Asked what the barriers to growth where, market uncertainty (31%), unwillingness to embrace risk (17%) volatile cash flow (13%) and the cost of labour (12%) were all key factors. Further, when asked which initiatives small business owners were taking in order to secure future growth, key initiatives mentioned included: keeping fixed costs down (41%), improving cash flow (22%), tackling late payment (28%), expanding into overseas markets (16%) and investing in new equipment (12%).

On the upside, the north emerged as the country’s engine room for growth, with small businesses in the North West (43%) and the North East (41%) most likely to predict growth – compared to the national average of 34%. In contrast, small businesses in the west were the least confident: Welsh businesses were least confident about the future, closely followed by the South West – 23% and 28% respectively. In only three regions had the growth outlook of small businesses improved since the start of the year.

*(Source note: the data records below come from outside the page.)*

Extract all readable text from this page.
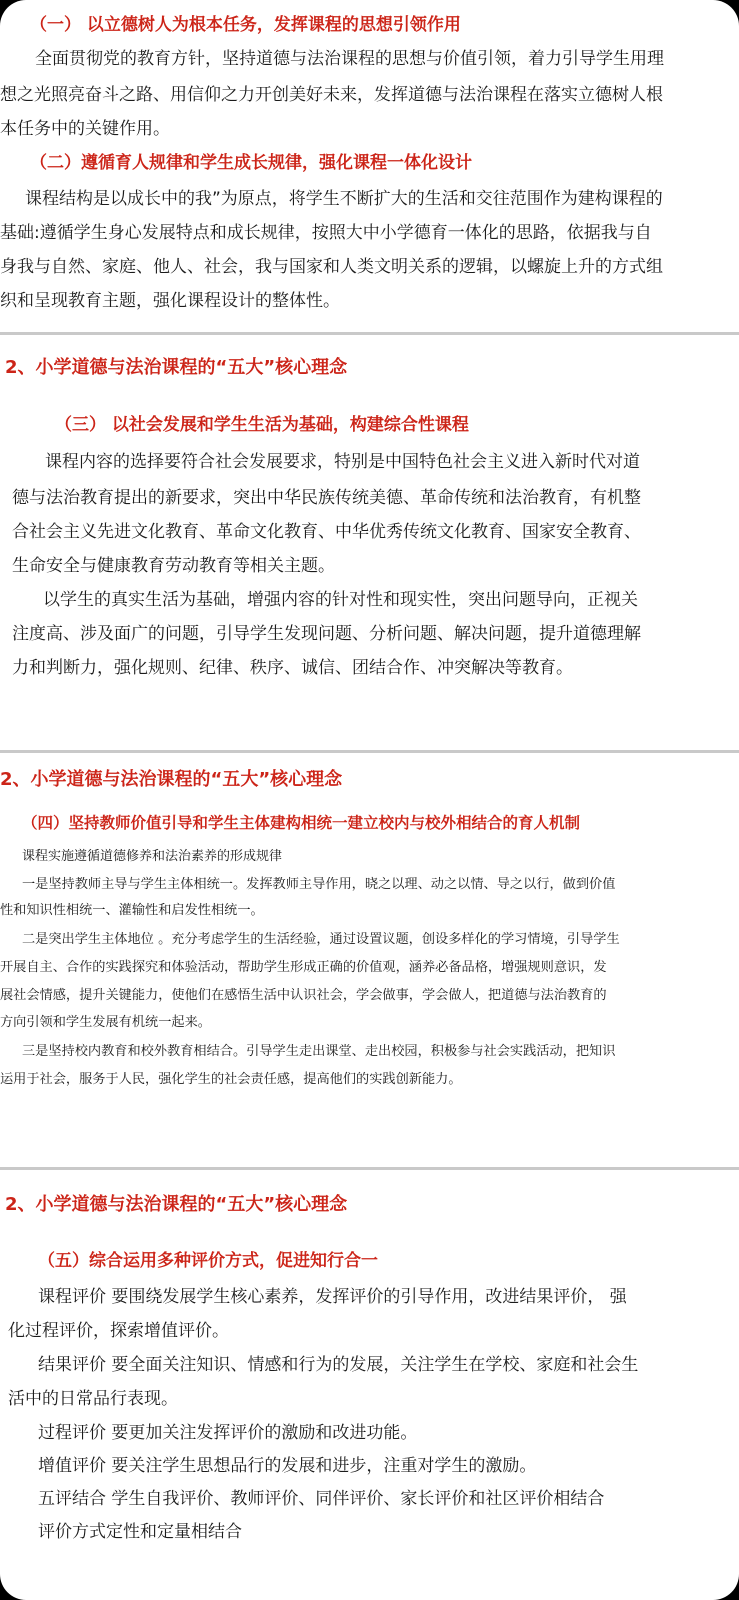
（一） 以立德树人为根本任务，发挥课程的思想引领作用
全面贯彻党的教育方针，坚持道德与法治课程的思想与价值引领，着力引导学生用理
想之光照亮奋斗之路、用信仰之力开创美好未来，发挥道德与法治课程在落实立德树人根
本任务中的关键作用。
（二）遵循育人规律和学生成长规律，强化课程一体化设计
课程结构是以成长中的我”为原点，将学生不断扩大的生活和交往范围作为建构课程的
基础:遵循学生身心发展特点和成长规律，按照大中小学德育一体化的思路，依据我与自
身我与自然、家庭、他人、社会，我与国家和人类文明关系的逻辑，以螺旋上升的方式组
织和呈现教育主题，强化课程设计的整体性。
2、小学道德与法治课程的“五大”核心理念
（三） 以社会发展和学生生活为基础，构建综合性课程
课程内容的选择要符合社会发展要求，特别是中国特色社会主义进入新时代对道
德与法治教育提出的新要求，突出中华民族传统美德、革命传统和法治教育，有机整
合社会主义先进文化教育、革命文化教育、中华优秀传统文化教育、国家安全教育、
生命安全与健康教育劳动教育等相关主题。
以学生的真实生活为基础，增强内容的针对性和现实性，突出问题导向，正视关
注度高、涉及面广的问题，引导学生发现问题、分析问题、解决问题，提升道德理解
力和判断力，强化规则、纪律、秩序、诚信、团结合作、冲突解决等教育。
2、小学道德与法治课程的“五大”核心理念
（四）坚持教师价值引导和学生主体建构相统一建立校内与校外相结合的育人机制
课程实施遵循道德修养和法治素养的形成规律
一是坚持教师主导与学生主体相统一。发挥教师主导作用，晓之以理、动之以情、导之以行，做到价值
性和知识性相统一、灌输性和启发性相统一。
二是突出学生主体地位 。充分考虑学生的生活经验，通过设置议题，创设多样化的学习情境，引导学生
开展自主、合作的实践探究和体验活动，帮助学生形成正确的价值观，涵养必备品格，增强规则意识，发
展社会情感，提升关键能力，使他们在感悟生活中认识社会，学会做事，学会做人，把道德与法治教育的
方向引领和学生发展有机统一起来。
三是坚持校内教育和校外教育相结合。引导学生走出课堂、走出校园，积极参与社会实践活动，把知识
运用于社会，服务于人民，强化学生的社会责任感，提高他们的实践创新能力。
2、小学道德与法治课程的“五大”核心理念
（五）综合运用多种评价方式，促进知行合一
课程评价 要围绕发展学生核心素养，发挥评价的引导作用，改进结果评价， 强
化过程评价，探索增值评价。
结果评价 要全面关注知识、情感和行为的发展，关注学生在学校、家庭和社会生
活中的日常品行表现。
过程评价 要更加关注发挥评价的激励和改进功能。
增值评价 要关注学生思想品行的发展和进步，注重对学生的激励。
五评结合 学生自我评价、教师评价、同伴评价、家长评价和社区评价相结合
评价方式定性和定量相结合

By sector, quite a lot of movement was noted since the start of the year. Despite a January of bleak trading announcements from the high street, the latest Hitachi Capital data reveals a sharp improvement in growth outlook from the retail sector among small businesses (up 9% on Q1 to 40%), with confidence in Real Estate rising by 17% since January. Conversely growth forecasts have fallen most sharply in the Finance/Accounting and Transport/Distribution sectors (falling 9% and 17% respectively).

Gavin Wraith-Carter, Managing Director at Hitachi Capital Business Finance said “We are all living through a period of unprecedented uncertainty and, within that context, it is not surprising that small business confidence has taken a knock. It is too early to tell whether this is a short-term blip or the start of a trend.”

“The crucial subtext is how small businesses are reacting to how they are feeling. What is encouraging from our research is that whilst around four in five small businesses can identify current challenges, the vast majority are adapting by making new plans to achieve future growth. Investing in new equipment, expanding into overseas markets and tackling late payment are key issues that small businesses are prioritising to move their businesses forward – and now is a vital time for the banking and specialist finance community to be backing the small businesses that have the ideas, the plans and the passion to see market uncertainty as an opportunity to grow.”